Mesures d’anticipation favorable – maintien des réserves sans modification de l’engagement de pension

    Remarque : l’opinion ci-dessous correspond à l’interprétation donnée par la FSMA à la législation telle qu’en vigueur jusqu’au 31 décembre 2015.

    La loi du 18 décembre 2015 visant à garantir la pérennité et le caractère social des pensions complémentaires et visant à renforcer le caractère complémentaire par rapport aux pensions de retraite a modifié la LPC, laquelle comprend désormais une dérogation spécifique aux principes visés ci-après pour les mesures d’anticipation favorable (article 27, § 4 et article 63/5 de la LPC). Ces dispositions sont entrées en vigueur le 1er janvier 2016.

    L’opinion ci-après a donc été adaptée dans l’intervalle en vue de refléter l’interprétation à suivre depuis l’entrée en vigueur de la loi du 18 décembre 2015. L’opinion tenant compte de la législation applicable depuis le 1er janvier 2016 est accessible sur ce site.

    Le droit à certaines prestations de pension dans le cadre d’un plan DB – en l’espèce le droit à une anticipation favorable des prestations de pension - doit être prévu pour tous les affiliés au plan de pension. La disposition d’un engagement de pension qui refuse ce droit aux affiliés dormants est contraire à l’article 32, §1er, 3°, a) de la LPC. Les travaux préparatoires de la LPC précisent en effet que cet article signifie notamment « lorsqu’il s’agit d’un engagement de type prestations définies, qu’il [l’affilié] aura droit, au moment de sa retraite, à la prestation définie conformément à la formule de pension dans le règlement ou la convention » (La Chambre, Doc 50 1340/001, Projet de loi relatif aux pensions complémentaires, p. 60).
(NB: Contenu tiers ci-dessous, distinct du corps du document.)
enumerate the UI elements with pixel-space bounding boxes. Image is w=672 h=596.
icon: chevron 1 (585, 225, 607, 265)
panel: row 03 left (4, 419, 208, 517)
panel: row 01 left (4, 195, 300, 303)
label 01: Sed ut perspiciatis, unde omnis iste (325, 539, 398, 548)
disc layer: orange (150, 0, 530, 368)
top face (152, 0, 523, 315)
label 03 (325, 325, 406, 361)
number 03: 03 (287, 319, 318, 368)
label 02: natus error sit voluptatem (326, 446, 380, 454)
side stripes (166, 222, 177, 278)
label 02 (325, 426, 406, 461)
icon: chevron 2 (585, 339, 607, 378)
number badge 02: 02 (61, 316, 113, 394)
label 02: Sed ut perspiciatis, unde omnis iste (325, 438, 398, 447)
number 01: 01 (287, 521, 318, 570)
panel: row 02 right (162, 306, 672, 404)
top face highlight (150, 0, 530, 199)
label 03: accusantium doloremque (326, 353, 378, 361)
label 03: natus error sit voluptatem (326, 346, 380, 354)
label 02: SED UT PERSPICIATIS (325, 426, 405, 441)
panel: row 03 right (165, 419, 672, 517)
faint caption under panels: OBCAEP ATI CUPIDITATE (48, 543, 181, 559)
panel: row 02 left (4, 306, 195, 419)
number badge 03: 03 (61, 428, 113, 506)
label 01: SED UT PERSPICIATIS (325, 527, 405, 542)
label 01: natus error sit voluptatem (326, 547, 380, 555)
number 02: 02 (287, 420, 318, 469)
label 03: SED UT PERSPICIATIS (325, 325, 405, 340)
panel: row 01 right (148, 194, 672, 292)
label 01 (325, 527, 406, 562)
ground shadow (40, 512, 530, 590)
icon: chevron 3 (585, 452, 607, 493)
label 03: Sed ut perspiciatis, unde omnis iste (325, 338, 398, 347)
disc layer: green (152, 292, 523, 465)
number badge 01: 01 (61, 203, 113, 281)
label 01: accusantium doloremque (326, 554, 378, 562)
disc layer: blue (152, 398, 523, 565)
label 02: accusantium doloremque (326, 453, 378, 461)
Cette disposition ayant précisément pour but de protéger les droits des affiliés au moment de la sortie, elle doit être lue de manière telle que la sortie ne peut en aucun cas donner lieu à une modification de l’engagement de pension.

    Le Comité de direction ne peut suivre l’argumentation selon laquelle l’article 32, §1er, 3°, a) de la LPC doit être lu de manière restrictive.  Dans cette approche, cette disposition viserait uniquement à déclarer inapplicable aux affiliés dormants les modifications intervenues après leur sortie. Une telle lecture de la loi permettrait de limiter conventionnellement (dans le cadre du règlement de pension) les prestations auxquelles un affilié peut prétendre à l’âge (normal ou anticipé) de la retraite. Ceci est contraire à l’objectif de cette disposition qui vise précisément à éviter toute diminution des droits de pension des affiliés en cas de sortie.